Tractor Shed/Blacksmith Shop
Located west of the Slave/Tenant House and facing in a southeasterly direction, the tractor shed was constructed shortly after World War II when Claude Nash purchased his first tractor. Wood-framed with sills set directly on the ground, the building has a dirt floor, wood siding, and a metal roof. In the southeast corner of the building are the ruins of a brick fire place which Nash used in his routine black smithing chores.
Figure 62. View west of Tractor Shed/Blacksmith Shop. |
Figure 63. View east of rear of Tractor Shed/Blacksmith Shop. |
Wash House
Located just to the northeast of the Nash house and facing in a westerly direction, the Wash House is a wood-framed building set on a low stone foundation at the rear and at both ends. The floor is concrete, probably installed after World War II, and the roof is sheet metal. At the north end, three runs of the clapboard siding have been attached to a wood frame, hinged at the top. This opening could be raised by a rope through the wooden pulley mechanism that is set in the peak of the gable at that end of the building. Mrs. Nash used this as a convenient way of emptying wash water when washing was still done by hand. Electrical connections and pipes laid in the concrete floor were installed after World War II when the Nashes began to use washing machines.
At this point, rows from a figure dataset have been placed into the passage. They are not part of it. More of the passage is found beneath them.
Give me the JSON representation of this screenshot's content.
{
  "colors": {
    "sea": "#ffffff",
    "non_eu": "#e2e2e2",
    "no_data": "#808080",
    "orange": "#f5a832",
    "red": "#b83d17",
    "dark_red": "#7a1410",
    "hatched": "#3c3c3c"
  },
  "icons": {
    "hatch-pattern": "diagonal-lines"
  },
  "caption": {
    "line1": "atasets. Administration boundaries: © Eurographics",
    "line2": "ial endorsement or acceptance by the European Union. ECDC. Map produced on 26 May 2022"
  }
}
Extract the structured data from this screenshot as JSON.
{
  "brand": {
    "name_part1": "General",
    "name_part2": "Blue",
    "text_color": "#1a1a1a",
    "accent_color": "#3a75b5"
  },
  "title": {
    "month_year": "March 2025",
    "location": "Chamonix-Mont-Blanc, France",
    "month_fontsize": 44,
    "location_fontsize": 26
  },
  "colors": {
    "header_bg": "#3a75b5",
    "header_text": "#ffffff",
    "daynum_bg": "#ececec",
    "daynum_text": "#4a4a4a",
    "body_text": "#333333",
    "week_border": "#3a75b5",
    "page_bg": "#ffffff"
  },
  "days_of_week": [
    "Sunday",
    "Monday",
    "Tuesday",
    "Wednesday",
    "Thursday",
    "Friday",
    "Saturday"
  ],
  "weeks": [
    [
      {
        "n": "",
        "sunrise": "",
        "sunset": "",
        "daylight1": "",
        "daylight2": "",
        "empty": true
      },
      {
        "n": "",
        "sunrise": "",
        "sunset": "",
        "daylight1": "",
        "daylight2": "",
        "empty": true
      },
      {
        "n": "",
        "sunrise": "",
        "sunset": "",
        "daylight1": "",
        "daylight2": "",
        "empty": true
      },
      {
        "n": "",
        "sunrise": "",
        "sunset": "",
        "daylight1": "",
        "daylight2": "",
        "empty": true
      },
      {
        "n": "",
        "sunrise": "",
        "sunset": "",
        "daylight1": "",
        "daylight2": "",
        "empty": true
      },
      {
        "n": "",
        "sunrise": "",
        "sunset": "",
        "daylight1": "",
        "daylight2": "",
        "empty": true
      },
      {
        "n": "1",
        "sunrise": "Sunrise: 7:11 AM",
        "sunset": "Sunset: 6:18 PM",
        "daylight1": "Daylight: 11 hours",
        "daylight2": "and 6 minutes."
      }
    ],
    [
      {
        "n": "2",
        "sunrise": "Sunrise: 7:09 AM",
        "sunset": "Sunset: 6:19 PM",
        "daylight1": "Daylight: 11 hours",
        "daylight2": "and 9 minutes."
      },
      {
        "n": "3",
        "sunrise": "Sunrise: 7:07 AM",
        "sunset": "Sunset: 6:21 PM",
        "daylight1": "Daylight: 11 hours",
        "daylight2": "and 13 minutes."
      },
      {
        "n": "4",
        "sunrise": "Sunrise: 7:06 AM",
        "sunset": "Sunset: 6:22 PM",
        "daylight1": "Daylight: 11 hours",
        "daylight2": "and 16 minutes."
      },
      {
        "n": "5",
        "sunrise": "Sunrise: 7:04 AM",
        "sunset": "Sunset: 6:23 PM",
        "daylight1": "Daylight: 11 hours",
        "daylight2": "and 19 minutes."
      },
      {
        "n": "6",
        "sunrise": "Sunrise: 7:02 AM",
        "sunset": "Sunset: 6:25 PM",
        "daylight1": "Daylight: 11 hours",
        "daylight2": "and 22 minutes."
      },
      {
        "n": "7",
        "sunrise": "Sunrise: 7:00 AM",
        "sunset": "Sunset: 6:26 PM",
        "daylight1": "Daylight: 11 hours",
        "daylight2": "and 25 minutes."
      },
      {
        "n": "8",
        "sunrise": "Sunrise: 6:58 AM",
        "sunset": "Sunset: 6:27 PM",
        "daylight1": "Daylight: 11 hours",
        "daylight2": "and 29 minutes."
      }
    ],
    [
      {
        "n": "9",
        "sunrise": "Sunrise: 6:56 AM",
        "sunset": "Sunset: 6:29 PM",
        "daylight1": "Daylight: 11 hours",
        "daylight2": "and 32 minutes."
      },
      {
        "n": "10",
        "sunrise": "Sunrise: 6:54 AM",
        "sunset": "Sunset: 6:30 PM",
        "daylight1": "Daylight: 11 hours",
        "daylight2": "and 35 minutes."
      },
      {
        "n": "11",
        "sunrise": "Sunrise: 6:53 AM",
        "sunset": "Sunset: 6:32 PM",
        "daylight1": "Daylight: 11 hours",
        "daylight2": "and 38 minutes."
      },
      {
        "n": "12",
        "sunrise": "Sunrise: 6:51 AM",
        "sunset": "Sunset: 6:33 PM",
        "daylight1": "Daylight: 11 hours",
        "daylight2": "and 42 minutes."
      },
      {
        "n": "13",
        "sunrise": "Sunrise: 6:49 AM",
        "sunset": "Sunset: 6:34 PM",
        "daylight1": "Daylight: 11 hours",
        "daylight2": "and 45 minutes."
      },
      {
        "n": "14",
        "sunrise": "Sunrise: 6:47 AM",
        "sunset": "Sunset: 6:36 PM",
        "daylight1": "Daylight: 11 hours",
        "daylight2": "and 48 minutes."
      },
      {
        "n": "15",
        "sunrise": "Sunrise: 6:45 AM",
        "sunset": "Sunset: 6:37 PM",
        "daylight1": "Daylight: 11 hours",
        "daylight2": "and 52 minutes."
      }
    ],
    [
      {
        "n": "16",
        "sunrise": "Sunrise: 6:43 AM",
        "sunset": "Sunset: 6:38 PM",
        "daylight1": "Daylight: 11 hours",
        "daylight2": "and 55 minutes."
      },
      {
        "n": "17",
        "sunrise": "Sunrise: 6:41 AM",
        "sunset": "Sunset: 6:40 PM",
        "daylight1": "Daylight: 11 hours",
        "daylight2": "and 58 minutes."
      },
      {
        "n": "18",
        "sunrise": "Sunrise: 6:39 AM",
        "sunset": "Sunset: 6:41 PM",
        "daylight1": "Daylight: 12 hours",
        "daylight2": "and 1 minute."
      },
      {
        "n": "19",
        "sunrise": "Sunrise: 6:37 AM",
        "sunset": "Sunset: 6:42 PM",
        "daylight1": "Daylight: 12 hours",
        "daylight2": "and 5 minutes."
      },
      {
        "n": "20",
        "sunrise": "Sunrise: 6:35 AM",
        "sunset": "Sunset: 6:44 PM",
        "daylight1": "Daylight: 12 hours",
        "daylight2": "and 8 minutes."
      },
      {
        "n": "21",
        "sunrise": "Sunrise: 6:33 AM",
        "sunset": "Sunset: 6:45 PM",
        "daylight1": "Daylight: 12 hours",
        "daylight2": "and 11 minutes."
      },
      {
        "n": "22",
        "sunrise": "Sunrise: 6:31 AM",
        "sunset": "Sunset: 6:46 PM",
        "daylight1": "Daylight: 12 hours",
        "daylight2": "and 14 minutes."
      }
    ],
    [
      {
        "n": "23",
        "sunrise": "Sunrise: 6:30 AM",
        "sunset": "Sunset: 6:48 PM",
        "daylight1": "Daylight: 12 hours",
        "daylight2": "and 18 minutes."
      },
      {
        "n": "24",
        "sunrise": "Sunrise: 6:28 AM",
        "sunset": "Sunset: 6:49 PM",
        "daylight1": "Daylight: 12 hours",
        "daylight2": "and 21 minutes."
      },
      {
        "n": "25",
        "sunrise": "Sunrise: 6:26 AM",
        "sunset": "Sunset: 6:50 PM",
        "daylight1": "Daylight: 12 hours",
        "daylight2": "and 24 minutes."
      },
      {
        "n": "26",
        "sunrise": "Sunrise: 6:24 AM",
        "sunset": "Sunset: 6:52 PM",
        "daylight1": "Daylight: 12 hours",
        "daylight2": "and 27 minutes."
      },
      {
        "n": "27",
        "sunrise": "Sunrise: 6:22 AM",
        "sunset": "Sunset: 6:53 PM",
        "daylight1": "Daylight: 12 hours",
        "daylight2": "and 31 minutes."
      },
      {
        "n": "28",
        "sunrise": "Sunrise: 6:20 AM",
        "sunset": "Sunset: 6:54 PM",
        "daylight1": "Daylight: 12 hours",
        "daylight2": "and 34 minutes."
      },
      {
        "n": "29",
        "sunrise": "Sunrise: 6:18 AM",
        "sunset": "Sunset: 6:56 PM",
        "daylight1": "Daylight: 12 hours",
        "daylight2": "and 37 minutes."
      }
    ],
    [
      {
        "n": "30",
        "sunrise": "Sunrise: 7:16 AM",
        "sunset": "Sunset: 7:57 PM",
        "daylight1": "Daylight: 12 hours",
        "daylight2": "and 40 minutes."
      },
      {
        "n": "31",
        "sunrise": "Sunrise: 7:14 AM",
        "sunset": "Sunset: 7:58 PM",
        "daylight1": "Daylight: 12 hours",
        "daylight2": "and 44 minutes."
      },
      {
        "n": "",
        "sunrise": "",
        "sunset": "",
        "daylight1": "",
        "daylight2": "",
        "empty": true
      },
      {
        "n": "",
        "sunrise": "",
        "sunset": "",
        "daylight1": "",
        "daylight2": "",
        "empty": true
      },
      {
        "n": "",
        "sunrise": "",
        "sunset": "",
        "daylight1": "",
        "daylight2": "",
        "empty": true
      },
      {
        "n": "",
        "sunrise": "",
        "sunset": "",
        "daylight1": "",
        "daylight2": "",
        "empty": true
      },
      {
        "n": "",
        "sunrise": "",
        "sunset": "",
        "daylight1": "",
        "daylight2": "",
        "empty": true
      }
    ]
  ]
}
Figure 64. Wash House, looking northeast. |
Figure 65. Wash House, looking southeast. |
Figure 66. Wash House, looking northwest. |
Figure 67. Interior of Wash House. |
Other Outbuildings
In addition to the main house and kitchen across the road and the storehouse/post office, and the two slave houses, Thomas Hudson no doubt built many other outbuildings around his homestead in the mid-nineteenth century, including barns, corn cribs, chicken houses, privies, and the other buildings that were necessary to operation of a farm in the mid-nineteenth century. Although the Hudson’s chicken house and smoke house would have almost certainly been close to the main house across the road, at least some of these outbuildings may have been located on the north side of Five Forks-Trickum Road across from the main house in a type of farm layout that is well-documented in Georgia.
William T. Nash no doubt continued to use the farm buildings that Hudson had left, improving or replacing them as circumstances permitted or demanded, just as he did with the main house. The log “stable” that Hazel Nash Cruce remembers behind the Claude Nash house might have been built by Nash in the late nineteenth century or it could have been a hold-over from the earlier Hudson era, since log barns and outbuildings were a common feature across the Georgia piedmont.
When Claude Nash began farming the present site after 1913, he, too, utilized the structures already on the property, but also added those structures necessary for his new house. These included the present Wash House, as well as a wood shed, chicken house, privy, and smoke house that have all disappeared. His last addition came shortly before World War II when he built the Tractor Shed and Blacksmith Shop just west of the Slave/Tenant House.